The Commission for Employment Equity, led by its chairperson, presented findings on the trends for the period between 2016 and 2018. The Commission reported that top management positions in the private sector are dominated by white males and there has been only a 1% decrease annually. The white population accounts for more than two-thirds of top management positions in the private sector, while the African population accounts for just over three-quarters of top management positions in government.
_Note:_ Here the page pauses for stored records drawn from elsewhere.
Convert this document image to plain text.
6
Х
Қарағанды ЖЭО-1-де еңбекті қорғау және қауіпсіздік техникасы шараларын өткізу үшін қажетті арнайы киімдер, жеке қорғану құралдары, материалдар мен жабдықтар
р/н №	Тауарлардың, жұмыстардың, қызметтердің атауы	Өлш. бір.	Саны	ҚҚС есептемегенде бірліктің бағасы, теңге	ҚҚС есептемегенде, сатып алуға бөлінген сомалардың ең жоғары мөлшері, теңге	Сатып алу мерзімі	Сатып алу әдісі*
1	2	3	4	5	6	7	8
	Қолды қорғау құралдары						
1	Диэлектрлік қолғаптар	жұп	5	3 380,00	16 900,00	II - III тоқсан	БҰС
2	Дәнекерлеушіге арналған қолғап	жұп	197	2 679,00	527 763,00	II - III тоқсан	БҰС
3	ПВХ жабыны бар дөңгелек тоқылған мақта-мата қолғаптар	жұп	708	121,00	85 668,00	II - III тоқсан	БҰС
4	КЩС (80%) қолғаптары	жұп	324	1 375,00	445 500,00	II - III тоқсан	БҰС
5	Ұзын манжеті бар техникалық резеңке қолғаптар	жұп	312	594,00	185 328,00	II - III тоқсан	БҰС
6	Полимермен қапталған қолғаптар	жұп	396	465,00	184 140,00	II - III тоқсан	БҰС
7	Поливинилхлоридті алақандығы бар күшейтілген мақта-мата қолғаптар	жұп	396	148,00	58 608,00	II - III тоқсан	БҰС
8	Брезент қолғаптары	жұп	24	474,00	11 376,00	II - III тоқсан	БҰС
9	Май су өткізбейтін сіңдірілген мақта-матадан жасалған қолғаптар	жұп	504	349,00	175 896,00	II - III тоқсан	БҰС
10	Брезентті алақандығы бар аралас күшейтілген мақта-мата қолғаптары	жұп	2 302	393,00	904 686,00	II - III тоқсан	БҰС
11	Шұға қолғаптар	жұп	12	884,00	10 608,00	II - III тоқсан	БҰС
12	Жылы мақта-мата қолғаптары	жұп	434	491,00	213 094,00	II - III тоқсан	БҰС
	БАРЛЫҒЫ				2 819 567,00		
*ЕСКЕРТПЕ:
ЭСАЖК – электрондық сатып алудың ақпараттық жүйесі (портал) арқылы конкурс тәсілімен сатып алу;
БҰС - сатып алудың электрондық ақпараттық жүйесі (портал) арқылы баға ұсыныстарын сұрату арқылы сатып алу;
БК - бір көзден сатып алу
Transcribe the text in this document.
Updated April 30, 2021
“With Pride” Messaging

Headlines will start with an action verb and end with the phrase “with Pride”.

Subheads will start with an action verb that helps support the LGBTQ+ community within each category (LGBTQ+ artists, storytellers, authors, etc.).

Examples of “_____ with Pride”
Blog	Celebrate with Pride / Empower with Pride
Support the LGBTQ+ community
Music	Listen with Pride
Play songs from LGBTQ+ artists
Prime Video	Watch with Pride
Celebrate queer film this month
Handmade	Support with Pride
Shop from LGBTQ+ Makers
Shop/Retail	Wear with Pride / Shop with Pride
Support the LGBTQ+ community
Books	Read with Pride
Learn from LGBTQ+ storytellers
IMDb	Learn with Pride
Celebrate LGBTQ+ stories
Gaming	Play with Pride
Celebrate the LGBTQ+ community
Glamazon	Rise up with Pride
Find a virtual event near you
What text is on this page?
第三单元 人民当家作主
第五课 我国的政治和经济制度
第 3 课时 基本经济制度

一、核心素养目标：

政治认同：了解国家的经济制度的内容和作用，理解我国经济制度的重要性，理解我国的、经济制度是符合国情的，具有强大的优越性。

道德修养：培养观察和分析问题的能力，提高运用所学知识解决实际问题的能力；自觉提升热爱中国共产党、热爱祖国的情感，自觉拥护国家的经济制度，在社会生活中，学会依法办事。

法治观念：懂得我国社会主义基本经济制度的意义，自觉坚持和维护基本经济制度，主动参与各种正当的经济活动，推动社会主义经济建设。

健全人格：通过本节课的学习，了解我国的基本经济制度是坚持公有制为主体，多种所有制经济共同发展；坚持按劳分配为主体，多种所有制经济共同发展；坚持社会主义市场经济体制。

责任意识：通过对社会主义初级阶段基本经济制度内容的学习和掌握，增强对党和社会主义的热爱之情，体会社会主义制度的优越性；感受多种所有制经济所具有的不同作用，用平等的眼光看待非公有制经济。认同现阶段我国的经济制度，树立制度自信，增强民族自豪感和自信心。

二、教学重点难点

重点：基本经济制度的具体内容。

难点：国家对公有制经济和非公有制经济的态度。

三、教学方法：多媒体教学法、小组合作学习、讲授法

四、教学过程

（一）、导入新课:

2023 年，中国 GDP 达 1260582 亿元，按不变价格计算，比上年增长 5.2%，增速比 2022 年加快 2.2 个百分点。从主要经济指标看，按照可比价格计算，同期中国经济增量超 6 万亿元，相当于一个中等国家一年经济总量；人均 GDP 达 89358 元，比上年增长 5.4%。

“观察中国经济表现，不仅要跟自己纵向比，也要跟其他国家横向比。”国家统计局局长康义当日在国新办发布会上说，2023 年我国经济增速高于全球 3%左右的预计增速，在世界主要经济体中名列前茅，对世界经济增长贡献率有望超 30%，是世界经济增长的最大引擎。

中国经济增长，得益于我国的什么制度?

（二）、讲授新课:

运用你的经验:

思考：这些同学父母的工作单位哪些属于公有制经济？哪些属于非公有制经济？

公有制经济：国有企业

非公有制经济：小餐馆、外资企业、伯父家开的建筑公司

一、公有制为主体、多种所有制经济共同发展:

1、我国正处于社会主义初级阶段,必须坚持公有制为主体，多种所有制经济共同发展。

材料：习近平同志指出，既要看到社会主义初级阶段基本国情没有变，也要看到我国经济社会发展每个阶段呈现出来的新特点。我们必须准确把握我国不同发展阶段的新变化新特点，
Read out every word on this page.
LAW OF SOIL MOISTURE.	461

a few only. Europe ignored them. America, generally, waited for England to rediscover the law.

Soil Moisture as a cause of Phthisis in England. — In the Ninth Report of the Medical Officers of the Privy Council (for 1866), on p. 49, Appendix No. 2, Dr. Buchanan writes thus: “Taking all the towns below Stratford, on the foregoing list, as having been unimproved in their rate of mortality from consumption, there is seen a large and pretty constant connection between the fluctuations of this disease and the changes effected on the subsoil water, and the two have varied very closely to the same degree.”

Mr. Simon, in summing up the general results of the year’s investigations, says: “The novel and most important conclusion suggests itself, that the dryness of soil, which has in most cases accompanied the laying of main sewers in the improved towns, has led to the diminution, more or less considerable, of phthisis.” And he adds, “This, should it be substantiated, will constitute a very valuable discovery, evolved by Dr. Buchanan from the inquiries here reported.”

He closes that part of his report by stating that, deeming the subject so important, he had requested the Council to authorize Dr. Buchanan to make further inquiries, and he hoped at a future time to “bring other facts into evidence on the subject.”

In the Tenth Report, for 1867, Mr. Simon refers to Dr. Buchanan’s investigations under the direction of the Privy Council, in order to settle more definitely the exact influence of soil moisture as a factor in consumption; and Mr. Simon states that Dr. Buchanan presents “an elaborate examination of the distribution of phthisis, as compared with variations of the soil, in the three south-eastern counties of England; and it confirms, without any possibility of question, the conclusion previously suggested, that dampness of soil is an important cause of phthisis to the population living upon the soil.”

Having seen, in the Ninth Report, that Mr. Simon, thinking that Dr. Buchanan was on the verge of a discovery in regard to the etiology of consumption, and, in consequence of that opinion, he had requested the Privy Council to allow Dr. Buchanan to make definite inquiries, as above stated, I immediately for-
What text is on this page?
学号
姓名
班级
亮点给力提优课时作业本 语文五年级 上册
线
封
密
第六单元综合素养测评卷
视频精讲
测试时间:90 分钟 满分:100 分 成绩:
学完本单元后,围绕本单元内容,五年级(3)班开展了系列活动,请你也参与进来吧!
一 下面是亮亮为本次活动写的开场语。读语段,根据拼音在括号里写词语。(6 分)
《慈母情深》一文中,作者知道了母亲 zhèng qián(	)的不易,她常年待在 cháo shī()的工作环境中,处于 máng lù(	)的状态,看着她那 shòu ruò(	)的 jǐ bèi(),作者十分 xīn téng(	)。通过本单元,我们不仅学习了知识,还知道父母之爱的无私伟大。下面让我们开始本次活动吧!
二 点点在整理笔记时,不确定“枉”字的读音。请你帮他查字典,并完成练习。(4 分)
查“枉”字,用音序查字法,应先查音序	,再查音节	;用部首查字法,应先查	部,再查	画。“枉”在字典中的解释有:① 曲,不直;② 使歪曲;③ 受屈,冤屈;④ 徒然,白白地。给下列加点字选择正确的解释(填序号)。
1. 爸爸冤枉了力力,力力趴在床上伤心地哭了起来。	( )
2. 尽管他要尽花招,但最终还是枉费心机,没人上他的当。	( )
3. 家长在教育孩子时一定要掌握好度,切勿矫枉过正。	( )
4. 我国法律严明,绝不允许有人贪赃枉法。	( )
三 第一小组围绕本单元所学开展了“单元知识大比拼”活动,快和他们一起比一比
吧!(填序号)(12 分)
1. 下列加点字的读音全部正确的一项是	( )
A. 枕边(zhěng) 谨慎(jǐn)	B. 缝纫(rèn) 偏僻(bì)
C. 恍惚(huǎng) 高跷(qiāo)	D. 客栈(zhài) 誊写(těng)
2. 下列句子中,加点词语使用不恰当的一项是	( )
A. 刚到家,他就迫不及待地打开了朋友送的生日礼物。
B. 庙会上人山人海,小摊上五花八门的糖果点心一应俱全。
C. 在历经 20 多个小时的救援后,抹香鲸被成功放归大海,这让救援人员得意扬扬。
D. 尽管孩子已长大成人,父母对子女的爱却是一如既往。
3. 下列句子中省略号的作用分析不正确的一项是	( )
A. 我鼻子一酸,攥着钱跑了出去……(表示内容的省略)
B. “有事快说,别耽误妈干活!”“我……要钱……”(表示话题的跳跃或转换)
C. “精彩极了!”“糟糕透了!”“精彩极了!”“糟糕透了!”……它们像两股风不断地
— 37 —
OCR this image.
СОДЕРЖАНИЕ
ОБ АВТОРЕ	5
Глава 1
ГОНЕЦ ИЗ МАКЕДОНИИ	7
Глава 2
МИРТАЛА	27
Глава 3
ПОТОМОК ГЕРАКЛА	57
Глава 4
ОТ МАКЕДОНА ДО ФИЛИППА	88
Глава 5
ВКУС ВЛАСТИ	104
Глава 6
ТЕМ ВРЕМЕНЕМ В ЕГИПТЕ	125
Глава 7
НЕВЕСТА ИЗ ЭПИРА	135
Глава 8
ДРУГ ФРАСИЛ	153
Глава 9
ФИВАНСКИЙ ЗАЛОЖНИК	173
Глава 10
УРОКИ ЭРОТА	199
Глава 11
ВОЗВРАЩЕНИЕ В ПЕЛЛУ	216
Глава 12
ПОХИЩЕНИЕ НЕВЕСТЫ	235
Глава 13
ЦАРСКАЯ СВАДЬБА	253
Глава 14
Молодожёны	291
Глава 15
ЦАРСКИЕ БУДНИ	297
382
Trends indicate that despite the majority of the economically active population being African (78.8%), the White population group dominated top management positions over the three years 2016 – 2018. Males accounted for 54.7% of those aged 15 to 65 years who were in jobs or seeking work, and females 45.3%. The situation on national gender lines was thus more representative of demographic realities, although the there is room for improvement. The trends on the professionally qualified population and those who are semi-skilled were also discussed, along with employment trends for persons with disabilities.

The Commission reported on how the amendments to the Employment Equity Act will deal with workplace sexual harassment and other matters and said that drafts will be available for the public to comment on. Every employer that seeks to conduct business with government must comply with the law through obtaining a compliance certificate for race and gender representation. The Department of Labour will enforce the process.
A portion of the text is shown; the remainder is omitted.